Index

In order to process data for training, we have to run two scripts.

First we need to run data_scripts/data_curation/download_codons_to_csv.ipynb which will download our raw data and save it to CSV files. After running this script you should see the following files. Note: There are some hardcoded file paths in the notebook, specifically a mount to the container of the shared drive under /data, please change them to your own paths. We also apply some filtering: data_scripts/data_curation/taxids_to_remove_bac.json lists bacterial taxids to exclude during curation.

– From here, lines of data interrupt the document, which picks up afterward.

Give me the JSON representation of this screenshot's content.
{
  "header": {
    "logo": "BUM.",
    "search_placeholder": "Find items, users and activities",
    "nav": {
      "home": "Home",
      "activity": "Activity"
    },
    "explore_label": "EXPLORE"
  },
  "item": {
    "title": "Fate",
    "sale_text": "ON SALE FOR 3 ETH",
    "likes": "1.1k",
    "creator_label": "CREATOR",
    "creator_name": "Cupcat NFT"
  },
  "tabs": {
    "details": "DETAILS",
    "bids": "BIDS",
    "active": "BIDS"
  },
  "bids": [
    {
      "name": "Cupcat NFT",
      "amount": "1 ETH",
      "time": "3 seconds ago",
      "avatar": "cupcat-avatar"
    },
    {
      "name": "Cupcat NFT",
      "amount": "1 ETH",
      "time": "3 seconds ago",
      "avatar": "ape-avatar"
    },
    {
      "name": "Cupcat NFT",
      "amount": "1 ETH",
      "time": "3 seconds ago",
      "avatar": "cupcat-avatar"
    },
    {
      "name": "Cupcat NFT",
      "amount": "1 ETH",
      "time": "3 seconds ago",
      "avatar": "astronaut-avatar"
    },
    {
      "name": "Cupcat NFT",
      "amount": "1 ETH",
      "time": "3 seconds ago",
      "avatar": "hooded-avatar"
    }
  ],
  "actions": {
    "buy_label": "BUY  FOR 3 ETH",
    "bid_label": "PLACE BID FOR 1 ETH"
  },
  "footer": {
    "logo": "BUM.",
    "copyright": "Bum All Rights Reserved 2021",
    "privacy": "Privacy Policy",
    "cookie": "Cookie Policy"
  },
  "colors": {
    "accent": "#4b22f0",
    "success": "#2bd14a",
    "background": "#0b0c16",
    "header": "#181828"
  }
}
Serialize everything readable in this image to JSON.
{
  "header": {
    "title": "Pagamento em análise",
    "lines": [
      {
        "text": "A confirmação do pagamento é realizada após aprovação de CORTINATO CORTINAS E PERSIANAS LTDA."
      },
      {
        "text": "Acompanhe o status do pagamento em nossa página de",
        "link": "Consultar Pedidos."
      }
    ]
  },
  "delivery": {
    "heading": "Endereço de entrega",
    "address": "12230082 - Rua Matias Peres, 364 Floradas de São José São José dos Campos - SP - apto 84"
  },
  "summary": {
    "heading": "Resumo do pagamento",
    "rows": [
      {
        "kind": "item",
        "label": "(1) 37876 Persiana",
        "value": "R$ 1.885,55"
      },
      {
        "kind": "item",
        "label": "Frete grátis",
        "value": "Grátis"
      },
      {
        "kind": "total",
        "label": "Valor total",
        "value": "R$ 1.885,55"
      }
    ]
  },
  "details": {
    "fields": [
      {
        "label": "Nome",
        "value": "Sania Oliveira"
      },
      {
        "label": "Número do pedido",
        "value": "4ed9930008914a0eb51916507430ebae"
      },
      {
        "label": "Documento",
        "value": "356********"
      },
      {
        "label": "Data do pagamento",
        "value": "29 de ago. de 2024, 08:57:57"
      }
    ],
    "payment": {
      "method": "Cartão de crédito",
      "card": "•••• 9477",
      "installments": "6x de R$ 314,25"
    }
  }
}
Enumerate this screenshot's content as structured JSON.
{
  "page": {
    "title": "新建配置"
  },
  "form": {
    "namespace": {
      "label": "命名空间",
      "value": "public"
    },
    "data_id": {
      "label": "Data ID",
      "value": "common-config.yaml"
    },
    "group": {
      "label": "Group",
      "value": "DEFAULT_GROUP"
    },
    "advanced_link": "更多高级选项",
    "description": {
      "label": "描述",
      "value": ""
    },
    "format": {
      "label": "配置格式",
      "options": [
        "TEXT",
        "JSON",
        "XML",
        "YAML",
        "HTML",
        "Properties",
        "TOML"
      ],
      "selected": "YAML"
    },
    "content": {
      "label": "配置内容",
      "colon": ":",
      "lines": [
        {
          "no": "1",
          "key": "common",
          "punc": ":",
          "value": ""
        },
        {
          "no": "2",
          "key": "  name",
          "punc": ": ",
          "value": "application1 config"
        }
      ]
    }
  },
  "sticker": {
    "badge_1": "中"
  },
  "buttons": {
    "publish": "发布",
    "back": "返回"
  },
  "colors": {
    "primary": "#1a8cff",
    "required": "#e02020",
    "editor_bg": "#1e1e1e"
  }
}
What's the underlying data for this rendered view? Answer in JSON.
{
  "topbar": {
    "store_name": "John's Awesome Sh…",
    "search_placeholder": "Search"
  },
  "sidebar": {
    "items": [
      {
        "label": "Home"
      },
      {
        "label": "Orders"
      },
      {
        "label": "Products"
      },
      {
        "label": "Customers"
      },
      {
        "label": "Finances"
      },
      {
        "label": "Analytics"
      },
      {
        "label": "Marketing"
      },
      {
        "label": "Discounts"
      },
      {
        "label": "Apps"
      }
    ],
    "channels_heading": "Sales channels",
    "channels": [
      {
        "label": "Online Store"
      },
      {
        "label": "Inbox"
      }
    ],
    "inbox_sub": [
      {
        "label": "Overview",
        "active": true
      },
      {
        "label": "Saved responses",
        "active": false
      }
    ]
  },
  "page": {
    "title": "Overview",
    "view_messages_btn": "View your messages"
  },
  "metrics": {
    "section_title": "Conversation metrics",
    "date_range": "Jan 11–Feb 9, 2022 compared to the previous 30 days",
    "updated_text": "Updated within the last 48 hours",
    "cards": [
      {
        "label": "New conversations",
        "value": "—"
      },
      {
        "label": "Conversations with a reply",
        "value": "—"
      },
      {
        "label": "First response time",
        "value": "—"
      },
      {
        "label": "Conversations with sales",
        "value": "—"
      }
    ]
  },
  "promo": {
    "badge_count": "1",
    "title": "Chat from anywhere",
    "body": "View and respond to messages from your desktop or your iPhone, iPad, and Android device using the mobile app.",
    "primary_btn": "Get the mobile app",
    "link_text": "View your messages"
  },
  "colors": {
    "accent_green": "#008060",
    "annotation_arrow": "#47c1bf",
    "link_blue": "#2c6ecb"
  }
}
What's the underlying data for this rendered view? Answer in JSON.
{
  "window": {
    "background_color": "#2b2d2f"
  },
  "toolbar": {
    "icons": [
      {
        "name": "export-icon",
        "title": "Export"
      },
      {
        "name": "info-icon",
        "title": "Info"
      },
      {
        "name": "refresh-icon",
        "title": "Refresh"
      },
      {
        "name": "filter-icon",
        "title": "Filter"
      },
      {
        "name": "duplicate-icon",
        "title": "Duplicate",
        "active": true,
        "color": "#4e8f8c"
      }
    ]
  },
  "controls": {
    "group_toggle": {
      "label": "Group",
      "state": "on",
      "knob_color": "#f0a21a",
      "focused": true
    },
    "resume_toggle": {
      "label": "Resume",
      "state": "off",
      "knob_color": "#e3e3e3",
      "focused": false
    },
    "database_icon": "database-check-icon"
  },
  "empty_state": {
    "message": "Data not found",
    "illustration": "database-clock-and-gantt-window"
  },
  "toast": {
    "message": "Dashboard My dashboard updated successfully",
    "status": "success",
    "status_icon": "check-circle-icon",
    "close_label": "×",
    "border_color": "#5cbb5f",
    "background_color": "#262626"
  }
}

archaea.csv fungi.csv plant.csv protozoa.csv vertebrate_other.csv bacteria.csv invertebrate.csv Primates.csv vertebrate_mammalian.csv

Next, we need to execute the script data_scripts/ncbi_memmap_dataset_creator.py which will take those downloaded CSVs and create memmap files. You can run the script with the following command.

python data_scripts/ncbi_memmap_dataset_creator.py --data-path /data/downloads/process_grouped/ --save-path /data/downloads/postprocessed/ --chunk-size 1000000000

The --chunk-size parameter controls how many bases (nucleotides) or characters are loaded into memory at once, impacting both processing speed and memory use.

A larger chunk size leads to faster I/O and fewer files, but requires more RAM during processing.
A smaller chunk size uses less RAM but will create more output files and may be slower.

As a rough rule of thumb:

For machines with 32GB or less of RAM, try chunk sizes of 500000000 (500 million).
For machines with 64-128GB RAM, use 1000000000 (1 billion) or up to 2000000000 (2 billion).
If you have more RAM available, you can increase this further, but keep in mind file system limits and the size of your largest input files.

Monitor your memory usage during the run. If the process runs out of memory (is killed or system becomes unresponsive), reduce the chunk size and try again.

After running this script you should see the following files.

chunks_metadata.json  data_processed  index_chunk0.mmap  metadata.json  sequences_chunk0.mmap

Except, in your case there will be a lot more, but the format is the same.

Optionally, if you want to cluster data for training you can proceed with the next step. 3. Run the script data_scripts/allseq_clustering_for_splits.ipynb which will cluster the sequences and create splits.

Outputs from (1) and (2) are transformed during training using the file src/data/preprocess and then consumed by the CodonMemmapDataset pipeline. This happens automatically during training.